The eastern North American white oaks, a complex of approximately 16 potentially interbreeding species, have become a classic model for studying the genetic nature of species in a syngameon. Genetic work over the past two decades has demonstrated the reality of oak species, but gene flow between sympatric oaks raises the question of whether there are conserved regions of the genome that define oak species. Does gene flow homogenize the entire genome? Do the regions of the genome that distinguish a species in one part of its range differ from the regions that distinguish it in other parts of its range, where it grows in sympatry with
different species?
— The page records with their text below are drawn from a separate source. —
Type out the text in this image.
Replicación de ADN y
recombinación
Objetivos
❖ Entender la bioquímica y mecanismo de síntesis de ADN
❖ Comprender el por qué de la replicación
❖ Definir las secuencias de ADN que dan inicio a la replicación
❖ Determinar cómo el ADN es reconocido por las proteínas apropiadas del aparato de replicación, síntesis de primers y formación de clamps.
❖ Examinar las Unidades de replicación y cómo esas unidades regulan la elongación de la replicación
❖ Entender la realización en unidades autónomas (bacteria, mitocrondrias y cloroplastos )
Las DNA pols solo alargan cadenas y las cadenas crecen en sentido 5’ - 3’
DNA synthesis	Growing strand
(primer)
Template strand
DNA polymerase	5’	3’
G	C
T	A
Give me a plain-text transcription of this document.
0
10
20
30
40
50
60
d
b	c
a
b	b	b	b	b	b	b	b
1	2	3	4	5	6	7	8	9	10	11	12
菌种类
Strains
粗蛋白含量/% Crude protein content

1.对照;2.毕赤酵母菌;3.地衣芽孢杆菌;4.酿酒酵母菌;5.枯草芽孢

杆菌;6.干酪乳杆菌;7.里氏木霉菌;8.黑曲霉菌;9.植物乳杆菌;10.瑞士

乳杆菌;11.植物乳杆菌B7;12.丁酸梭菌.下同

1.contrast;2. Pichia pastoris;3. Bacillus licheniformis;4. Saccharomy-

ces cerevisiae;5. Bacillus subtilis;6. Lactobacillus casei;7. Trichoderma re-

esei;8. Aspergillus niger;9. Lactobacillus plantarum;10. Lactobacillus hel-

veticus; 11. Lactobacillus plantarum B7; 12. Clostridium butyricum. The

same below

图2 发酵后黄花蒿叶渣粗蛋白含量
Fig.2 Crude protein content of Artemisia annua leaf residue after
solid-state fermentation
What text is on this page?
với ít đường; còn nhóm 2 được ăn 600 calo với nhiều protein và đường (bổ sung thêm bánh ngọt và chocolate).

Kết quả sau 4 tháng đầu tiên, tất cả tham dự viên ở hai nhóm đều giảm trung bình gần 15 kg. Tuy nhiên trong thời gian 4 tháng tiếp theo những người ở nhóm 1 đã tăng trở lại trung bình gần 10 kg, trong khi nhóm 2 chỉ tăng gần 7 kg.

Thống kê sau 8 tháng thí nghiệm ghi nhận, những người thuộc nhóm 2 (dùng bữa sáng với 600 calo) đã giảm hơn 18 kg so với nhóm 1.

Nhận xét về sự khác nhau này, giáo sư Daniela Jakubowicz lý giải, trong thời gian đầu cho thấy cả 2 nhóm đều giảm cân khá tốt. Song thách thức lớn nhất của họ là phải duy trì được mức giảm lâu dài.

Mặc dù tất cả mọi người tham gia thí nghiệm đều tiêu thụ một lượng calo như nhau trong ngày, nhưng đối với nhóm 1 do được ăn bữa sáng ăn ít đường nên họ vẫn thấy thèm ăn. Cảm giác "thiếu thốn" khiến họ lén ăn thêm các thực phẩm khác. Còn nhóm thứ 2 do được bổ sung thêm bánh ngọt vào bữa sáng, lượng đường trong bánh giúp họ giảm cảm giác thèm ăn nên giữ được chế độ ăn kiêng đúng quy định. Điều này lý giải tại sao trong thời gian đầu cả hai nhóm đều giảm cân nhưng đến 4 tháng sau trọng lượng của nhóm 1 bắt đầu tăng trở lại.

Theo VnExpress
Or are there regions of the genome that are relatively conserved across species ranges? In this study, we revisit seven species of the eastern North American white oak syngameon using a set of 80 single-nucleotide polymorphisms (SNPs) selected in a previous study because they show differences among, and consistency within, the species. We test the hypothesis that there exist segments of the genome that do not become homogenized by repeated introgression, but retain distinct alleles characteristic of each species. We undertake a range-wide sampling to investigate whether SNPs that appeared to be fixed based on a relatively small sample in our previous work are fixed or nearly fixed across the range of the species. Each of the seven species remains genetically distinct across its range, given our diagnostic set of markers, with relatively few individuals exhibiting admixture of multiple species. SNPs map back to all 12 Quercus linkage groups (chromosomes) and are separated from each other by an average of 7.47 million bp (± 8.74 million bp, SD), but are significantly clustered relative to a random null distribution, suggesting that our SNP toolkit reflects genome-wide patterns of divergence while potentially being concentrated in regions of the genome that reflect a higher-than-average history of among-species divergence. This application of a DNA toolkit designed for the simple problem of identifying species in the field has two important implications. First, the eastern North American white oak syngameon is composed of entities that most taxonomists would consider “good species.” Second, and more fundamentally, species in the syngameon are genetically coherent because characteristic portions of the genome remain divergent despite a history of introgression. Understanding the conditions under which some loci diverge while others introgress is key to understanding the origins and maintenance of global tree diversity.